When patients have a limited ROM in the lumbar spine, the risk of dislocation and need for revision after THA increases markedly./ Based on a 12-month follow-up, Perfetti et al. reported that, compared to the controls, the THA patients with prior spinal fusion were 7 times more likely to dislocate their prostheses (p < 0.01) and 4 times more likely to need revisions (p < 0.01), [10]. Sing et al. reported that the dislocation rate was 2.4% for THA patients without prior spinal fusion, 4.3% for patients with 1 to 2 levels fused, and 7.5% for patients with 3 to 5 levels fused [11]. In this study, patients with previous spine surgery were excluded. Patients with multiple degenerative lumbar discs could be more difficult to identify than those with a clear history of spine fusion surgery. Surgeons should pay particular attention to these patients with poor spinopelvic mobility, as they have greater hip flexion, increasing their risk of impingement and posterior dislocation. As both patients and surgeons are increasingly more prone to relax hip precautions postoperatively, our study outcomes may help surgeons to identify the THA candidates with stiff lumbar spine movements preoperatively. However, methods to identify these patients more easily than by X-ray imaging while standing and sitting need further investigation. Surgeons may have to place the prosthesis in a more individualized position during surgery; this has gained increased attention. It is necessary to preparing special implants, such as a dural-mobility cup, in advance, particularly when patients have additional risk factors for dislocation. Personized postoperative rehabilitation protocols should be prescribed in these cases.

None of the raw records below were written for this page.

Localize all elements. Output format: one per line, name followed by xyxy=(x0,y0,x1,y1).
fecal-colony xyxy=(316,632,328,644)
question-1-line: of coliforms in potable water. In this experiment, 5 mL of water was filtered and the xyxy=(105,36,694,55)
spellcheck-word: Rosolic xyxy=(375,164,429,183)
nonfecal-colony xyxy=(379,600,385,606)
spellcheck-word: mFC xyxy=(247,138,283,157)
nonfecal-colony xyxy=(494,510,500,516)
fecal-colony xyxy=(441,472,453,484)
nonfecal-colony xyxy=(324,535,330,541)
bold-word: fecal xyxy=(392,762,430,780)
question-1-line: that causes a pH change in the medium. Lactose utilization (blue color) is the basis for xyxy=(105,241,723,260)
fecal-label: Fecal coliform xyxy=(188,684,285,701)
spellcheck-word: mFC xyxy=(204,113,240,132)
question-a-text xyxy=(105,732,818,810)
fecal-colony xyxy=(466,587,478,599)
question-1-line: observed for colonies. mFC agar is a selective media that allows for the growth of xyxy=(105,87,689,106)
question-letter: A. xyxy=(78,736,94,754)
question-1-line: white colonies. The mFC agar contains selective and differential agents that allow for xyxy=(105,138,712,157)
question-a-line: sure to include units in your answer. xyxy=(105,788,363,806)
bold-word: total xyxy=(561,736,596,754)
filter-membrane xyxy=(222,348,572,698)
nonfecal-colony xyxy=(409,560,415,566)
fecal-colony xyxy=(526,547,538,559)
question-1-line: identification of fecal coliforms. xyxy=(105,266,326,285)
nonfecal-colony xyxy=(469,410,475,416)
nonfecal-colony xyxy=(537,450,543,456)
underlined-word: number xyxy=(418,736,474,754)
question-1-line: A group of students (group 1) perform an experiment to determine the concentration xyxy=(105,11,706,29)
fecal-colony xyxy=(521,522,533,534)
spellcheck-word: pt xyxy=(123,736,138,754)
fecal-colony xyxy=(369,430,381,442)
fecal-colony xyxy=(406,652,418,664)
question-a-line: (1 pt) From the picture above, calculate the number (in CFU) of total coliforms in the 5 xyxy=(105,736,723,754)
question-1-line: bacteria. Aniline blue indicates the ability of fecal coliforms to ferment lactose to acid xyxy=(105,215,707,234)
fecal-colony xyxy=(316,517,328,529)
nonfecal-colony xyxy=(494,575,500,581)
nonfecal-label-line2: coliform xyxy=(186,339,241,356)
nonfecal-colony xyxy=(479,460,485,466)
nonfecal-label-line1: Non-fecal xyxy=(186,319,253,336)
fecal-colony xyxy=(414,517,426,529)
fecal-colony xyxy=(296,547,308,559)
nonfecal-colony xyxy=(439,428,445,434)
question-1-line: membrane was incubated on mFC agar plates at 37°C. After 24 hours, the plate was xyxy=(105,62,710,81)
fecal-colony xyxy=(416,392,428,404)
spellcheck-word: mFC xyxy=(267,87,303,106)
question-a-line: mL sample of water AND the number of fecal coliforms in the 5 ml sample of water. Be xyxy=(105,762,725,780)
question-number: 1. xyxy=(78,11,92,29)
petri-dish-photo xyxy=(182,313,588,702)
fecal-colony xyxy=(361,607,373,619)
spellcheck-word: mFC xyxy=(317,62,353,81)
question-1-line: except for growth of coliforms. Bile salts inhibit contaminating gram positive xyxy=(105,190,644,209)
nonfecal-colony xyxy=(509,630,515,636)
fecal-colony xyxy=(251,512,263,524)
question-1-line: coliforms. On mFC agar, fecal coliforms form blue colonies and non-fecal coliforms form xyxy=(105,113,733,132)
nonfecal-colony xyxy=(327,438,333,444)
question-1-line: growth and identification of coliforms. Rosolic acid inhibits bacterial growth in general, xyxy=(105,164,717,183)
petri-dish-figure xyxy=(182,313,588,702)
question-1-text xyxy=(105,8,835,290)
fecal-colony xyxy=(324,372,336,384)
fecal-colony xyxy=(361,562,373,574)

This study had several limitations. First, static standing and sitting images do not fully represent a patient’s pelvic orientation during activities of daily living. Patients usually had their hip dislocated posteriorly in a specific position involving flexion, adduction, and internal rotation. Further research is required to evaluate this issue. Dislocation on sitting was rare, unless the hip was highly unstable. We did not perform assessments in a squatting position as painful hip joints hindered patients from squatting fully prior to surgery. We have been following-up these patients to record any postoperative dislocation and to relate our measurements to clinical outcomes. Second, patients preparing for THA may have stiff and painful hip motion, leading to increased lumbar spine flexion on sitting. There was no difference in the AVN stage between the two groups, and the majority of the patients were of FICAT Stage III AVN; this helped mitigate this bias. Third, the quantitative influence of the severity of lumbar disc degeneration on spinofemoral movement was not included. More patients and longer follow-up are required to analyze these differences.